In 2009, both Janson and long time bandmate, Al Smith, met separately with their dying friend and Ouellette made each of them promise that they would continue playing for as long as they could.
According to Janson, Ouellette requested only one thing from his friends: “Don’t stop just because I am not around.”
“After we broke up, I joined other bands and played with different groups,” said Janson. “But I always thought about Exit 5.”
Janson and the band reunited twice after their 1986 split, once in 2001 for a Thornton Academy class reunion and then, with heavy hearts, again in 2008 to raise funds and awareness about cancer.
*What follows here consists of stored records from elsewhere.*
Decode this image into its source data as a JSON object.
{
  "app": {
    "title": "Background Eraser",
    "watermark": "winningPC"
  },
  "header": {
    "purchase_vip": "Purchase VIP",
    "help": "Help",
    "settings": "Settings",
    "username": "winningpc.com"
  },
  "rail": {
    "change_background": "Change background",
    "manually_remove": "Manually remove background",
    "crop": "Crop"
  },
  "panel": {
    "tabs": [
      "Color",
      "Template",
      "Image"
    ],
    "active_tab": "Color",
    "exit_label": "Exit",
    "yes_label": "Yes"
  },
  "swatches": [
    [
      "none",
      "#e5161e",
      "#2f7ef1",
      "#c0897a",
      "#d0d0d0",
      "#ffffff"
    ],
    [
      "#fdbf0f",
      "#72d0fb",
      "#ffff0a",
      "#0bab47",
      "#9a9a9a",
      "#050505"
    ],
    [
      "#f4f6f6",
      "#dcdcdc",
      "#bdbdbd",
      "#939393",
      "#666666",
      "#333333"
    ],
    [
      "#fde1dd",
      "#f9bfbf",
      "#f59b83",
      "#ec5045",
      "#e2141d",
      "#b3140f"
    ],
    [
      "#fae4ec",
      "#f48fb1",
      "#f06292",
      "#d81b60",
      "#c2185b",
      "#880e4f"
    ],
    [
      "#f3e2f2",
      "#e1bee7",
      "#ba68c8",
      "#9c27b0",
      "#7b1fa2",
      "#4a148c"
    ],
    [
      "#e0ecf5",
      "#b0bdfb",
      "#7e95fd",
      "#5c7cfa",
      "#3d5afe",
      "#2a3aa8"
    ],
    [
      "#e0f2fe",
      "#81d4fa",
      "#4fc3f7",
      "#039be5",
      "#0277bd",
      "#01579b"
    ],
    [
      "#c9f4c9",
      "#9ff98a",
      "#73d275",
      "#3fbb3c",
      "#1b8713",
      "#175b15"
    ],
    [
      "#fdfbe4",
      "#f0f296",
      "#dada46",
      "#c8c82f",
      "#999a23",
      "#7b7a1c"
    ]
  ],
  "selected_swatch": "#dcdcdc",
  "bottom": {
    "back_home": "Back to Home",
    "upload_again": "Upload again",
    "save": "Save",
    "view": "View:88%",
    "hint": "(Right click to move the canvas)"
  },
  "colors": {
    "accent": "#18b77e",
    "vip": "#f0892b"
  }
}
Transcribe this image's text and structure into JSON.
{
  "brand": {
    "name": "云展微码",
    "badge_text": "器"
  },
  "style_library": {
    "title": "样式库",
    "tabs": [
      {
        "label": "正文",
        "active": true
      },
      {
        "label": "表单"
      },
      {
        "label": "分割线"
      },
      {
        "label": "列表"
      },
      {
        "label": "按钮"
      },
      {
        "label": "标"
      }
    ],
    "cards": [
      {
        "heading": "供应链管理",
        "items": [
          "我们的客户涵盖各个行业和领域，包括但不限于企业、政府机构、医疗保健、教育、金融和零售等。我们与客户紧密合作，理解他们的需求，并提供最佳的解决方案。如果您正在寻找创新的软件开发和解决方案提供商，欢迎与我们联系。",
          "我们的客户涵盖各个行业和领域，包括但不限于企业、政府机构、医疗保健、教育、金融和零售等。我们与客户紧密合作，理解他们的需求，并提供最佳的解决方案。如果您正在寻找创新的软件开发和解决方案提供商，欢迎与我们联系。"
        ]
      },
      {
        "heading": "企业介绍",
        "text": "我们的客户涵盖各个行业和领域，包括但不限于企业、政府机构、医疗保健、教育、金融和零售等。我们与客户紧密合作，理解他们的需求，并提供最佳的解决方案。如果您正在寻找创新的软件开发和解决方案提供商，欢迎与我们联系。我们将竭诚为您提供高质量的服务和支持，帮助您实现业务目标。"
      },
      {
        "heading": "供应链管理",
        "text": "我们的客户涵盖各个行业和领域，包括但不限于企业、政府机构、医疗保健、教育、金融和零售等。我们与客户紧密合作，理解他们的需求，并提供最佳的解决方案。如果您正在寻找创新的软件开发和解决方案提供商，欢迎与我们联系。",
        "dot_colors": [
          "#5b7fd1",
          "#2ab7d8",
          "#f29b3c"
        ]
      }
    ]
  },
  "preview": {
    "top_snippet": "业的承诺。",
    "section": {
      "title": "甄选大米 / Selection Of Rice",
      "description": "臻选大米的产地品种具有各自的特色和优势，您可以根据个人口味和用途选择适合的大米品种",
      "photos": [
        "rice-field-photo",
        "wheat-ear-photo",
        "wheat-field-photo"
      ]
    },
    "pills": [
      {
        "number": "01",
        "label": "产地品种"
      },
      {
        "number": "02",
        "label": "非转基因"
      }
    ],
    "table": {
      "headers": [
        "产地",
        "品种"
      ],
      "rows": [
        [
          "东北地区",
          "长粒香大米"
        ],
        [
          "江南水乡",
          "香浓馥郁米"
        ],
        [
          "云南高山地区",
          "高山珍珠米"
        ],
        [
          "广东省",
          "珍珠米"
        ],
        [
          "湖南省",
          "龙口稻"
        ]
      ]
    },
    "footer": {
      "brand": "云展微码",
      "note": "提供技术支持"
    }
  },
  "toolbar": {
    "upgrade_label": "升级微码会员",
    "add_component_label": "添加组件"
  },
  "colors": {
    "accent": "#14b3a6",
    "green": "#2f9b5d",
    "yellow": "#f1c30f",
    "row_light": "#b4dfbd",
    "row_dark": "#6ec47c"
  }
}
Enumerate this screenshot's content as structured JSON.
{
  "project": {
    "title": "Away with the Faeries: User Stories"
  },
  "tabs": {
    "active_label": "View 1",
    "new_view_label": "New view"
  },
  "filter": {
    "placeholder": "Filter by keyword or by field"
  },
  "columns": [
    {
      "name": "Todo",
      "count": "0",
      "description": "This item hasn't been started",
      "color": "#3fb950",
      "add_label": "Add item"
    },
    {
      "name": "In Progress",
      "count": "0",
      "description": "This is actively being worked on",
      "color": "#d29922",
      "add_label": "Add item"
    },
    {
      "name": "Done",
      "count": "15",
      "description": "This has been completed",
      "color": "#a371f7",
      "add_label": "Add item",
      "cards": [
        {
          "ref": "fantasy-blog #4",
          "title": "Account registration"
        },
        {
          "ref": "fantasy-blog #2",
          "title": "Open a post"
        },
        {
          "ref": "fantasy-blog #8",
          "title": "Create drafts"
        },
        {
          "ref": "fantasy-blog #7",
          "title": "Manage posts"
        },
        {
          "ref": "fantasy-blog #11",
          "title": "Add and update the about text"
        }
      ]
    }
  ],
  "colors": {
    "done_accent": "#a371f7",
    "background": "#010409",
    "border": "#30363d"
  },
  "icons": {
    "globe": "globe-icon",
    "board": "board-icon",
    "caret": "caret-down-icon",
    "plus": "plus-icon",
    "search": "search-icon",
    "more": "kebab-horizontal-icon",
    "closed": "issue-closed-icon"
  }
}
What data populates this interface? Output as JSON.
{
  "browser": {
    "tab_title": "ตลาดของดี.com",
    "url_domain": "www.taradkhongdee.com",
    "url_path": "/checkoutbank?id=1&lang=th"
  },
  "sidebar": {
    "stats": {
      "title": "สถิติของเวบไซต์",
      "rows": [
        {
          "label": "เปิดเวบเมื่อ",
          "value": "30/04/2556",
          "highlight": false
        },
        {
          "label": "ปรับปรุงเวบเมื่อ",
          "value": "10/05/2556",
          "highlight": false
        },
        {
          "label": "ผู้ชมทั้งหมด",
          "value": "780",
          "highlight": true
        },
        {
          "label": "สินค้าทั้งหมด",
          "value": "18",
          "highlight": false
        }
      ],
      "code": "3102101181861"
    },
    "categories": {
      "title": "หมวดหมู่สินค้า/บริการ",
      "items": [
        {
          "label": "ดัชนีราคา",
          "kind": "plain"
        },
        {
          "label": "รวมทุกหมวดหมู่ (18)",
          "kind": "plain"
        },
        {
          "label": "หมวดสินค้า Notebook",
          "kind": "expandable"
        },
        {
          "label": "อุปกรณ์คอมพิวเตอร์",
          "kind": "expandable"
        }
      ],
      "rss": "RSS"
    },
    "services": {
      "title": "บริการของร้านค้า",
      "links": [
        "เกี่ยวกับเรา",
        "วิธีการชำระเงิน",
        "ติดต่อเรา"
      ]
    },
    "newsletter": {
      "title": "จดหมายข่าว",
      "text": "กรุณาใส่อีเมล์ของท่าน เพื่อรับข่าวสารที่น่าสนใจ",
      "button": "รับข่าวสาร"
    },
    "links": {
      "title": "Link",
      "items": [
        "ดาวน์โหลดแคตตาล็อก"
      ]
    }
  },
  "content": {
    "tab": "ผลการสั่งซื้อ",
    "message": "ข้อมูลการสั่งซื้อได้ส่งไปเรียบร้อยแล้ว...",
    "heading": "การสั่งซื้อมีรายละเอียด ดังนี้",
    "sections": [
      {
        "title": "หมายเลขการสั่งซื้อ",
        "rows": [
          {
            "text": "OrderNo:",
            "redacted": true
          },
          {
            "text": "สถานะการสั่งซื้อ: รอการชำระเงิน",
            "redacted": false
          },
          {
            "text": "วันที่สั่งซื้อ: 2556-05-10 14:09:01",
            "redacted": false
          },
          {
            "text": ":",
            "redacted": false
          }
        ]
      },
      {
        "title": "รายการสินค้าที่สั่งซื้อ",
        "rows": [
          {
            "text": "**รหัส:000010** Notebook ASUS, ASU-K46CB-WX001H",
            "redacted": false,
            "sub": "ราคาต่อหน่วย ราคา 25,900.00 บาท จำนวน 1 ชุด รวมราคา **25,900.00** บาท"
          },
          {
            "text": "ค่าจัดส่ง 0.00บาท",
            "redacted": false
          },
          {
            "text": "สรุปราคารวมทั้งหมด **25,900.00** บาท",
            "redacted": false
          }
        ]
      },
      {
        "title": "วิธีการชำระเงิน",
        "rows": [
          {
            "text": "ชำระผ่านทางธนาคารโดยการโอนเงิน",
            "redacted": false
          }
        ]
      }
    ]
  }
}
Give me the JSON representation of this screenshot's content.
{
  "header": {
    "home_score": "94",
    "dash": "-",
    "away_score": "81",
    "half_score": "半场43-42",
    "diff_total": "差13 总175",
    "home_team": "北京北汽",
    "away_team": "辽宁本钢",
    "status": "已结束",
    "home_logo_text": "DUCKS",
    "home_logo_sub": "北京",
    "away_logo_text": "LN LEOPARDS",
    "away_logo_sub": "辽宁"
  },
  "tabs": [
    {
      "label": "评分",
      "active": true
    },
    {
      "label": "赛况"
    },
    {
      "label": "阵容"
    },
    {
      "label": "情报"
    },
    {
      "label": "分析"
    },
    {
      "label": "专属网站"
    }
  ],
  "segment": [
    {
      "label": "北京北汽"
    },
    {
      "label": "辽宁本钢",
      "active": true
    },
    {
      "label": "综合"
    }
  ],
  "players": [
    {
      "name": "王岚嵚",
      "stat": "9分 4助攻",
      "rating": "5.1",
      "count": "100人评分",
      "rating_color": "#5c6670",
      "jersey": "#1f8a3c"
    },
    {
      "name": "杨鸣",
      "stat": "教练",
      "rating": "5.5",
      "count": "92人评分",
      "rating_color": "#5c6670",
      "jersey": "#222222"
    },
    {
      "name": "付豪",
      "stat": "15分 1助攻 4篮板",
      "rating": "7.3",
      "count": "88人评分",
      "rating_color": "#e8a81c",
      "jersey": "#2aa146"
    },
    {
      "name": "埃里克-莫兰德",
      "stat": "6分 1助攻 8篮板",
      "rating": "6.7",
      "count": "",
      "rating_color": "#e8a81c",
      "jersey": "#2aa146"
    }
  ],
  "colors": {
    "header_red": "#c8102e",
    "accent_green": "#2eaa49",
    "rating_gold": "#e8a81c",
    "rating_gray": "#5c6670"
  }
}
Janson admits that the band never really had illusions about going on the road full time or trying to make it solely on their music.
“We did talk about it,” he said. “But we classified bands as either A, B, or C bands.”
To Janson, “A” bands spent all their time on the road doing whatever was necessary to try and make a career out of music.
“B bands were professional and serious, but it was a part-time affair,” he said. “We wanted to be the best of the B’s.”
“C bands were strictly part-time and not very good,” he said. “We didn’t think of ourselves as a C.”
For Janson and his friends it wasn’t the money that kept them going.
“I used to joke that we played for free,” said Janson. “We just got paid to move the equipment.”
After Ouellette passed away in 2009, Janson and Smith formed a singing duo that uses a combination of technology and live music to reproduce the sound from a full band. Their duo, Kids at Play, performs a mix of popular music and ballads.
They play once or twice a month at local clubs and bars. Not surprisingly, printed in plain script, their sound system has the name Tommy O on the lower left-hand corner of each speaker.
Janson said that each night, no matter where they are, as a tribute to the full life of their bandmate, they close their show with the song “Wonderful World.”
Janson’s eyes filled and his speech slowed, but he continued and said that as the final notes are played, he always thinks of Ouellette.
“We play it every show,” said Janson.
Over the years, Janson has become a successful businessman, father and tireless volunteer in his community, but the one thing he keeps coming back to is the music.
When asked how long he thought he would continue, Janson simply replied, “I’ll continue as long as I can stand up and breathe. I made that promise.”